Porém, em dezembro de 2020, o Congresso aprovou uma lei que criava a Autoridade Federal de Integridade e Segurança nas Corridas de Cavalos. Quando entrar em vigor, em 1° de julho de 2022, esse órgão definirá as normas nacionais para o esporte, incluindo regulamentos, testes e fiscalização.

“Demorou para isso acontecer”, diz Scollay. Durante anos, o emaranhado de regras nos Estados Unidos causou confusão e é, pelo menos em parte, o culpado pelo alto número de resultados positivos nos testes de detecção de uso de substâncias proibidas, ela explica. Os treinadores devem acompanhar o que cada estado regulamenta sobre a dosagem de um medicamento que pode ser administrado legalmente e quanto tempo antes de uma corrida.

“Era um desafio intransponível para os treinadores”, diz ela. “O fracasso era inevitável.”

As regras estaduais também facilitaram a fraude do sistema pelos infratores ou a participação nas corridas em estados com políticas mais brandas. Alguns estados, por exemplo, podem enviar apenas amostras de sangue para testes laboratoriais — o que significa que substâncias que só podem ser detectadas por meio de amostras de urina ou pelo podem passar despercebidas.

Quais outras mudanças são necessárias?

Porém, ainda que o sistema regulatório evolua, o mesmo ocorre com os métodos usados para contorná-lo. Robinson afirma que existe uma batalha constante nesse campo para se manter atualizado sobre novas substâncias sintéticas e como detectá-las.

“À medida que as substâncias são descobertas, abre-se caminho para o uso abusivo de novas substâncias”, diz ela.

Além disso, nos últimos anos, os avanços nas terapias genéticas proporcionaram aos veterinários novas maneiras de tratar doenças, estimulando células a criar proteínas que promovem cura ou crescimento ósseo. Embora tenham valor terapêutico, elas também abrem a possibilidade de doping genético entre atletas equinos (e humanos).

No passado, conta Robinson, não estava claro até que grau o doping genético era difundido nas corridas de cavalos porque não havia como detectá-lo. Em fevereiro passado, no entanto, sua equipe de pesquisadores da escola de veterinária da Universidade da Pensilvânia anunciou o desenvolvimento de um novo teste que pode detectar o uso de terapia genética, adicionando outra ferramenta ao arsenal existente para conter o uso de substâncias ilícitas.
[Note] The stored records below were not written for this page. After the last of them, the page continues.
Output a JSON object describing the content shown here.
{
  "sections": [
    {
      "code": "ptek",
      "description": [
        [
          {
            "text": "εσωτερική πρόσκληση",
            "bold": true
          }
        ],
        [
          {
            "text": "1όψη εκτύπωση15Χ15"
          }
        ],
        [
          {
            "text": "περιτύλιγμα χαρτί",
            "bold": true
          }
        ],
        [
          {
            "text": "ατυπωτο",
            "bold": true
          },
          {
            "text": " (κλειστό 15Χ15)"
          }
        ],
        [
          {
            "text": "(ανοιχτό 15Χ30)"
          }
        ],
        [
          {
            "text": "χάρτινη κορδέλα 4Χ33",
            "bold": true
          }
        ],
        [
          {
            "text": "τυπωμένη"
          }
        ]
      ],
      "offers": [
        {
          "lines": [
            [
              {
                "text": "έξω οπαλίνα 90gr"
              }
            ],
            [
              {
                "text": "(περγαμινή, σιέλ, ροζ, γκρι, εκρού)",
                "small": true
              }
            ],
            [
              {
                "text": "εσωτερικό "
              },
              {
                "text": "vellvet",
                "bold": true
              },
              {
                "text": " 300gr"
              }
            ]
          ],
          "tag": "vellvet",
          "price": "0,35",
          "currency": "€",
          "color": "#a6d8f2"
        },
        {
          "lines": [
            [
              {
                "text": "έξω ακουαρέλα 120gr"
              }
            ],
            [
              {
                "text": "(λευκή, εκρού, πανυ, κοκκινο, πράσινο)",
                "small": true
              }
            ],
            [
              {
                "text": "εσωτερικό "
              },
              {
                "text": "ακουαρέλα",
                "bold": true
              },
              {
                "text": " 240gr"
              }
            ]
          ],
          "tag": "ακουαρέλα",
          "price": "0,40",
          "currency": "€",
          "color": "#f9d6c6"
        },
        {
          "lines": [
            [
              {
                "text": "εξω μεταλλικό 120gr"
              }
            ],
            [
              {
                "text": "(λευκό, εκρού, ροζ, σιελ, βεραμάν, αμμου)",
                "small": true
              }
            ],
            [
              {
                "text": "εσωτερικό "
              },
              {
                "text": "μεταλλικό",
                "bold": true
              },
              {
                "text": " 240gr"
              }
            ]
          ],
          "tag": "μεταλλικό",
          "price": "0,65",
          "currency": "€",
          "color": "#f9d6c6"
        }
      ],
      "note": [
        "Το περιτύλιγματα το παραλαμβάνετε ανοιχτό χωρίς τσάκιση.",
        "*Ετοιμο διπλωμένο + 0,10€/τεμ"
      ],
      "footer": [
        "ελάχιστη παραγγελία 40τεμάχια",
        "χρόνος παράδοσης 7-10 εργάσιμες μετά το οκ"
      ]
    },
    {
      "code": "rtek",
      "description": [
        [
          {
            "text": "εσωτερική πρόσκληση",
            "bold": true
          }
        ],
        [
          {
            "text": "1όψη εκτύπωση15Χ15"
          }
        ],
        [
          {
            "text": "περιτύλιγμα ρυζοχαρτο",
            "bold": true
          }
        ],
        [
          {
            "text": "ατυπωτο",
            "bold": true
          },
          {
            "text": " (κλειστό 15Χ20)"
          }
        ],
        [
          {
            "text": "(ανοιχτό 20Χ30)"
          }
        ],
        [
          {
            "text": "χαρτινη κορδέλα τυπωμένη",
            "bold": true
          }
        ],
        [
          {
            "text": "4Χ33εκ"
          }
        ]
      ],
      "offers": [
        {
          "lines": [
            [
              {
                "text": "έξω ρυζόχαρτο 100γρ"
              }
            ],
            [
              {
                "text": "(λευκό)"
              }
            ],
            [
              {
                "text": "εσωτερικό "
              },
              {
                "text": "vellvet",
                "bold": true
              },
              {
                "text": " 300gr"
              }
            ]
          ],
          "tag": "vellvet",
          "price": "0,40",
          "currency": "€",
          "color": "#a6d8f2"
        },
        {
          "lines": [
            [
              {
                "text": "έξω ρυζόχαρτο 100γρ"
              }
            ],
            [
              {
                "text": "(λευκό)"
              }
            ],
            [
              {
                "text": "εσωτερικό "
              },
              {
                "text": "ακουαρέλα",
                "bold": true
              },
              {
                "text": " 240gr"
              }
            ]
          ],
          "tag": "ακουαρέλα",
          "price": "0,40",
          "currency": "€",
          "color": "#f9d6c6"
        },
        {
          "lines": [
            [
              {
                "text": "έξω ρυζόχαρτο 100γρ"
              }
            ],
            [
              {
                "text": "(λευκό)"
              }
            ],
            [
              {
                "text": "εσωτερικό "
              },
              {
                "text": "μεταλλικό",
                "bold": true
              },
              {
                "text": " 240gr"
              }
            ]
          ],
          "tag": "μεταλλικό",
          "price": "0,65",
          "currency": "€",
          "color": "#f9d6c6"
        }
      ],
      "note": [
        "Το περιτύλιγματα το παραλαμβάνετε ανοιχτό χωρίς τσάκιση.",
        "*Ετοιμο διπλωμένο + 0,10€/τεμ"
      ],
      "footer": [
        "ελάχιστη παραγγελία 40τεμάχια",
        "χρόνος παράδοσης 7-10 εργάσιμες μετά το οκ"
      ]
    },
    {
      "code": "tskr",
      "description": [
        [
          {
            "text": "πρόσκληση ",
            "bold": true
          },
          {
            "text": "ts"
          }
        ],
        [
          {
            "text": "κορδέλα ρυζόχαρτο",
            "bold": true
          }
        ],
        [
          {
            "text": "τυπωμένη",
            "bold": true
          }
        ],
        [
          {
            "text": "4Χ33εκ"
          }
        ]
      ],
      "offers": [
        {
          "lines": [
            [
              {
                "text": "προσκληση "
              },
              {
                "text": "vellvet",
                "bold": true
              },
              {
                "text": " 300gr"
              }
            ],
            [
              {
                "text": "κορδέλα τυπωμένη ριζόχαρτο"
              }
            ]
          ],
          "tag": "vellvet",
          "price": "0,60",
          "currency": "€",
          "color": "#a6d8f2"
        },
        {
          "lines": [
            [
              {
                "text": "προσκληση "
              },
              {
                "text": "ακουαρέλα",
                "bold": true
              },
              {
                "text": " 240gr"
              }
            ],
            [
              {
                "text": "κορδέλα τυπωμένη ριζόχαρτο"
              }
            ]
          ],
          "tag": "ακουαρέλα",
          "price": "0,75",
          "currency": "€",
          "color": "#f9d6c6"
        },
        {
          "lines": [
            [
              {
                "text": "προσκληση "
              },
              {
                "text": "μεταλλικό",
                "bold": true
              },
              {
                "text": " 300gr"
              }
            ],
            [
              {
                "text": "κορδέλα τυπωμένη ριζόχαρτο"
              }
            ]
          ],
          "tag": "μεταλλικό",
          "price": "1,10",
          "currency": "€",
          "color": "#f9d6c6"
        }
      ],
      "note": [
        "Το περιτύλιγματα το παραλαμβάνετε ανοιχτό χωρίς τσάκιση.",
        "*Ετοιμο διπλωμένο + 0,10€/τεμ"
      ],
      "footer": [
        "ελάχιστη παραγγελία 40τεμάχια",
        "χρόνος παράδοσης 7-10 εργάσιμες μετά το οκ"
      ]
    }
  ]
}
Outra forma de ajudar a limitar o doping seria através de uma ênfase maior na educação continuada, afirma Scollay. Ela compara com a renovação da carteira de motorista: de vez em quando, se o limite de pontos recebidos por multas for ultrapassado, é preciso refazer o teste de direção para ter certeza de que se lembra das regras antigas e está atualizado sobre as novas. Mas, a maioria dos estados não faz essa exigência na hora de renovar as licenças de corrida.

“Como um esporte, não temos feito um trabalho muito bom na educação dos envolvidos no setor”, ela lamenta. “Esperamos que eles não cometam erros, mas não proporcionamos muitos recursos para ajudá-los.”